The Geneva Accords had aimed at neutralizing Laos from the conflict as under the terms of that agreement neither the United States nor North Vietnam were permitted to conduct ground operations within Laos. The North Vietnamese ignored the agreement violating Laos's neutrality.
The Ho Chi Minh Trail became a lifeline to the communists and was essential to its military operations in South Vietnam when, in 1965, the South Vietnamese navy succeeded in cutting off the sea route from Haiphong that had supplied some 70% of the supplies to the communist forces operating in South Vietnam.
The trail was essential to the success of the North Vietnamese as the route enabled the communist forces to escalate the war below the 17th parallel dividing North and South Vietnam.
The trail was used as a sanctuary in Laos from which communist forces could attack South Vietnamese targets. The trail was also used for bases to store and shelter trucks, repair depots and for the storage of food and distribution facilities.
What was the length of the Ho Chi Minh Trail? The trail stretched for 9,940 miles through the neighboring countries of Laos and Cambodia and into Southern Vietnam.
The inhospitable Vietnam terrain was extremely difficult to fight in. The terrain consisted of jungles of trees with vines, bush, mountains, sharp ridges, deep valleys, river deltas, flooded paddies and plantations.
The remote trail and its off-shoots were almost impenetrable. The dense canopies of trees made it almost impossible for the pilots of high-speed, high-flying jets, and even the low-flying helicopters, to see the trail.
The security and integrity of the Ho Chi Minh Trail was of vital importance to the strategy of the North Vietnamese and was protected by anti-aircraft guns, some which were equipped with radar. Numerous scouts and troops were deployed along the trails to protect against land based enemy incursions.
The trail also had secret intricate interconnecting tunnel systems with concealed entrances that were used as underground medical and rest centers that provided shelter for the communist troops. Radio and telecommunications facilities were also available and the tunnels provided excellent hiding places for food and weapon caches.
The North Vietnamese ensured that they kept the advantage of the dense terrain and the vital trail by ensuring they were kept well hidden. Thousands of Vietnamese constantly worked on the maintenance, security and new trail constructions.

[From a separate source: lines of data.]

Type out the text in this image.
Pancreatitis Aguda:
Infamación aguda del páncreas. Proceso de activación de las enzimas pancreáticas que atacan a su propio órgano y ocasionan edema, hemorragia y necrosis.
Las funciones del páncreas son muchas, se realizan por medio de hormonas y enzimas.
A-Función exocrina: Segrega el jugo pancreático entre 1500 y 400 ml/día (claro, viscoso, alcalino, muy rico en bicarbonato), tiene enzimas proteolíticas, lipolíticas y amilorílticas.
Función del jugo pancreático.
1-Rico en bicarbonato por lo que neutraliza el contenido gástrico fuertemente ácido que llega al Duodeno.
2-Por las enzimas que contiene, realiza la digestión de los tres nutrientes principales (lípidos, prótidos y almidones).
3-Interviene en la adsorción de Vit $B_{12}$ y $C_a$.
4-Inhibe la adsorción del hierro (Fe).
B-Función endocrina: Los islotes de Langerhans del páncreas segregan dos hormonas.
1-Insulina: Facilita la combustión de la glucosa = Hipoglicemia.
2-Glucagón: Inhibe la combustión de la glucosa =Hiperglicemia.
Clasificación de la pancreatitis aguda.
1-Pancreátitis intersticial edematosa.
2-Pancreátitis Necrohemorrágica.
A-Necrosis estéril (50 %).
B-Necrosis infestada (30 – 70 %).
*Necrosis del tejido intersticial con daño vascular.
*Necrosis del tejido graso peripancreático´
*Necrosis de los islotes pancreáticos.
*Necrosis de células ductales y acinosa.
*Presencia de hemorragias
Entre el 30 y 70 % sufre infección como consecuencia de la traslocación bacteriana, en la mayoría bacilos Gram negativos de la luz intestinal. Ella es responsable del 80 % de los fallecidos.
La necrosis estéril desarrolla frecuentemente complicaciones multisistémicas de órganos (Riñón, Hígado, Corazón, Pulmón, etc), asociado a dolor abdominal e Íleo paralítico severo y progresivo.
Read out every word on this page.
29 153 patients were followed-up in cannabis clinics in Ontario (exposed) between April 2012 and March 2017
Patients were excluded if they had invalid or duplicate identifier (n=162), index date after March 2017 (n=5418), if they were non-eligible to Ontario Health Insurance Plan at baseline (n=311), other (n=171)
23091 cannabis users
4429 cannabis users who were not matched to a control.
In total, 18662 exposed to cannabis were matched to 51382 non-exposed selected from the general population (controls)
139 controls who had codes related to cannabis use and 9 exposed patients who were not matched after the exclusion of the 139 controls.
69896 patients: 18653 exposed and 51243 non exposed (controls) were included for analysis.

Various camouflage techniques were employed to maintain coverage of the Ho Chi Minh Trail such as weaving together treetops to hide what lay beneath. Trees and plants that were cut down during operations were re-planted to maintain coverage of the trails.
The American response to this problem was to employ chemical warfare and used defoliants, the most famous being Agent Orange, to kill off the greenery that gave cover to those using the Ho Chi Minh Trail.
Between 1963-1973, B-52 bombers dropped over 388,000 tons of napalm on concentrated areas of the Ho Chi Minh Trail. Napalm was a highly destructive, flammable, sticky, gasoline-based gel. The napalm cleared out over 1 million square yards of foliage.
Hundreds of classified, covert missions were made along the Ho Chi Minh Trail in Laos in order to identify targets and calling in air strikes.
The United States introduced the Igloo White program 1966 - 1971 aimed at installing a vast network of costly sensors and remote sound surveillance systems along the trails to detect communist troops and vehicles. The operation was responsible for locating and destroying thousands of vehicles along the Ho Chi Minh Trail.
The sound sensors used in the Igloo White program were equipped with self-destruct mechanisms but the North Vietnamese were often able to destroy the devices or deactivate them by removing their batteries. The communists also used tape-recorded truck noises to deceive their enemy.
The Americans fought a hi-tech war in Vietnam, using B52 bombers, artillery, helicopters, napalm and defoliants but despite this were unable to defeat the guerrilla tactics employed by the communists. The impenetrable Ho Chi Minh Trail played a major role in the US decision to withdraw from the Vietnam War. The last non-combat US troops left Vietnam on March 29, 1973.